Было заметно, как неожиданно смутился фельдмаршал и тотчас сам вспомнил ту свою речь перед поднятыми им по тревоге гвардейцами. Да, с чего это он начал тогда? Кажется, вот с этих слов:
«Молодцы преображенцы!.. Не один раз водил я вас к славе и победам, не один раз проливал вместе с вами свою кровь за благо родной матушки России. Вы скажете мне, что я по рождению немец. То будет верно, да не совсем. Я давно уже русский, и вся немецкая кровь вытекла у меня из моих жил на полях сражений. Я — русский, говорю я вам, и потому не могу более терпеть того, что происходит там, наверху, в нашем российском правлении, где засилье чужестранцев, особ чужой веры и чуждых нам, русским, государственных интересов».
Речь была вдохновенной, в высшем смысле патетической, воспламеняющей дух. Фельдмаршалу и теперь доставляло великое наслаждение как бы слышать собственные слова. Но сидящая перед ним дочь Петра хотела услышать от него иные слова, прямо до неё касающиеся. И он вспомнил их:
«Солдаты! В бедности и под постоянными угрозами живёт дочь нашего великого императора Петра, в чужих краях обретается его внук, а дерзкий проходимец, вор, изменник и похититель власти топчет грязными ногами их священные права и упивается русскою кровью. И мы будем терпеть его? Будем склонять наши гордые головы перед его изуверством?..»
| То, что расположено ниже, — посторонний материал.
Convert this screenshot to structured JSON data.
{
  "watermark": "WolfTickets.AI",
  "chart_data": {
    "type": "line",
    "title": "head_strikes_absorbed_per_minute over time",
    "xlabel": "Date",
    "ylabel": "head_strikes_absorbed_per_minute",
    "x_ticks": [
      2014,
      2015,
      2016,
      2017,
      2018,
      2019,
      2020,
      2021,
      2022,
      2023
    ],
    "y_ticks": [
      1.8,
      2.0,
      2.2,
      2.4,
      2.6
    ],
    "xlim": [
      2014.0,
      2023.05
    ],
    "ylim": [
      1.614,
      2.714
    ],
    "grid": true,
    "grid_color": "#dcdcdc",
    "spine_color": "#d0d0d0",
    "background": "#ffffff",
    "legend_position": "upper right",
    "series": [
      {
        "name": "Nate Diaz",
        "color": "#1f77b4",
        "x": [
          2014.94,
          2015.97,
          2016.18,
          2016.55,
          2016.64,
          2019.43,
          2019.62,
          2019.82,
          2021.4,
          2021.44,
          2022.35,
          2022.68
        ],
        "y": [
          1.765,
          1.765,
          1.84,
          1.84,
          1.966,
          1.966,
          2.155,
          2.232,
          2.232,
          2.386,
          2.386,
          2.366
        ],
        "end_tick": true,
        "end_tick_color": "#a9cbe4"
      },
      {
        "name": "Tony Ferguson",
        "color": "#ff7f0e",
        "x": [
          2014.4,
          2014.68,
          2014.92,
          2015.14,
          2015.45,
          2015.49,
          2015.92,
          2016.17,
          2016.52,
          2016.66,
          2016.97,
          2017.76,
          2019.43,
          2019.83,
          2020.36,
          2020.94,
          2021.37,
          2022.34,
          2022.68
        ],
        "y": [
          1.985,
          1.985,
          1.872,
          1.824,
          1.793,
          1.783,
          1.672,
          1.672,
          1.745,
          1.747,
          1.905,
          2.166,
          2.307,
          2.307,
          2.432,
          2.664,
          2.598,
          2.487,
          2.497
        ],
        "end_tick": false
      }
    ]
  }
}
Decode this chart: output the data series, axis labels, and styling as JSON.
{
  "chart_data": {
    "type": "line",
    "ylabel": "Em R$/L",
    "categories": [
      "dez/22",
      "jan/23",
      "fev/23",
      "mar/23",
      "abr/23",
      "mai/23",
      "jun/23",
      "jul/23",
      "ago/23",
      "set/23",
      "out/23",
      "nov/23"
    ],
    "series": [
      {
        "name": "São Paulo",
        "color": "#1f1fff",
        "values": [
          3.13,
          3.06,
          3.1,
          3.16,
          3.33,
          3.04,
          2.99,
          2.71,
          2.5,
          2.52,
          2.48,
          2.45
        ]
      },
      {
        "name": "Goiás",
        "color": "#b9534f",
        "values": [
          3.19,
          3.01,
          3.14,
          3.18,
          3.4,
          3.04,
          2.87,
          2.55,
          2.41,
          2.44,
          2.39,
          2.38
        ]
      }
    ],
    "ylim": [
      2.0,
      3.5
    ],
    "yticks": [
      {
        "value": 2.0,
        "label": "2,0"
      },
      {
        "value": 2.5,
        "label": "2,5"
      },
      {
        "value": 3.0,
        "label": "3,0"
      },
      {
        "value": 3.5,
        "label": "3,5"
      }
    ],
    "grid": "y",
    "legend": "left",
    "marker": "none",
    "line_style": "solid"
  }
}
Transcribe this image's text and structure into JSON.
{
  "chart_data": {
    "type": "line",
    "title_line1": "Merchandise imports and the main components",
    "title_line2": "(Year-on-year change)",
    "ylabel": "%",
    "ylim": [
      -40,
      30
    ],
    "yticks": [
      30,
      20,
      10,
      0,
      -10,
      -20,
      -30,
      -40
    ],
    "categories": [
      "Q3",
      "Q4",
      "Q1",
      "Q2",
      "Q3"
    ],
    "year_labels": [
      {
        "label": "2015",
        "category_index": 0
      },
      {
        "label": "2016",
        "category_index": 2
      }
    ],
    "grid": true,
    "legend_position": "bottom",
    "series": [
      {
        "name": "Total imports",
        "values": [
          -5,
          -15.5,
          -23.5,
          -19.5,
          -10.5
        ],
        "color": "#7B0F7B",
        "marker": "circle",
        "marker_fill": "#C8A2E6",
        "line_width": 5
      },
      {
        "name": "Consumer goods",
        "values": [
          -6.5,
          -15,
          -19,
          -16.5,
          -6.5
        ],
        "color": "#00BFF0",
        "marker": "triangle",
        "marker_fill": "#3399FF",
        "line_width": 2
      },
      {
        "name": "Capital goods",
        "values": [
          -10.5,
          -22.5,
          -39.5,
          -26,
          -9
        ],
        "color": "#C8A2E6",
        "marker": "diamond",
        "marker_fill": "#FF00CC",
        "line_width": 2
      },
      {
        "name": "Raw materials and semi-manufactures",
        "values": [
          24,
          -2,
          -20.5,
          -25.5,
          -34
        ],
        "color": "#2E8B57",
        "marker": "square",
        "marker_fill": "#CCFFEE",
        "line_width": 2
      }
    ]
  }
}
Повторить всё это теперь вслух было совестно даже ему, готовому на многое вероломство. Он поведал ей лишь основной смысл, прибавив другие слова, с которыми к ней сегодня и шёл:
— Видит Господь, матушка цесаревна, что я нижайше припадаю вновь к твоим ногам. Только повели — и тотчас исполню всё, что у тебя на уме. А на уме у тебя то, что и я в мыслях своих всегда держал и особливо держу ныне: ты — дочь того, кто и меня достал из грязи и ничтожества. — И с этими словами Миних встал перед Елизаветою на колени.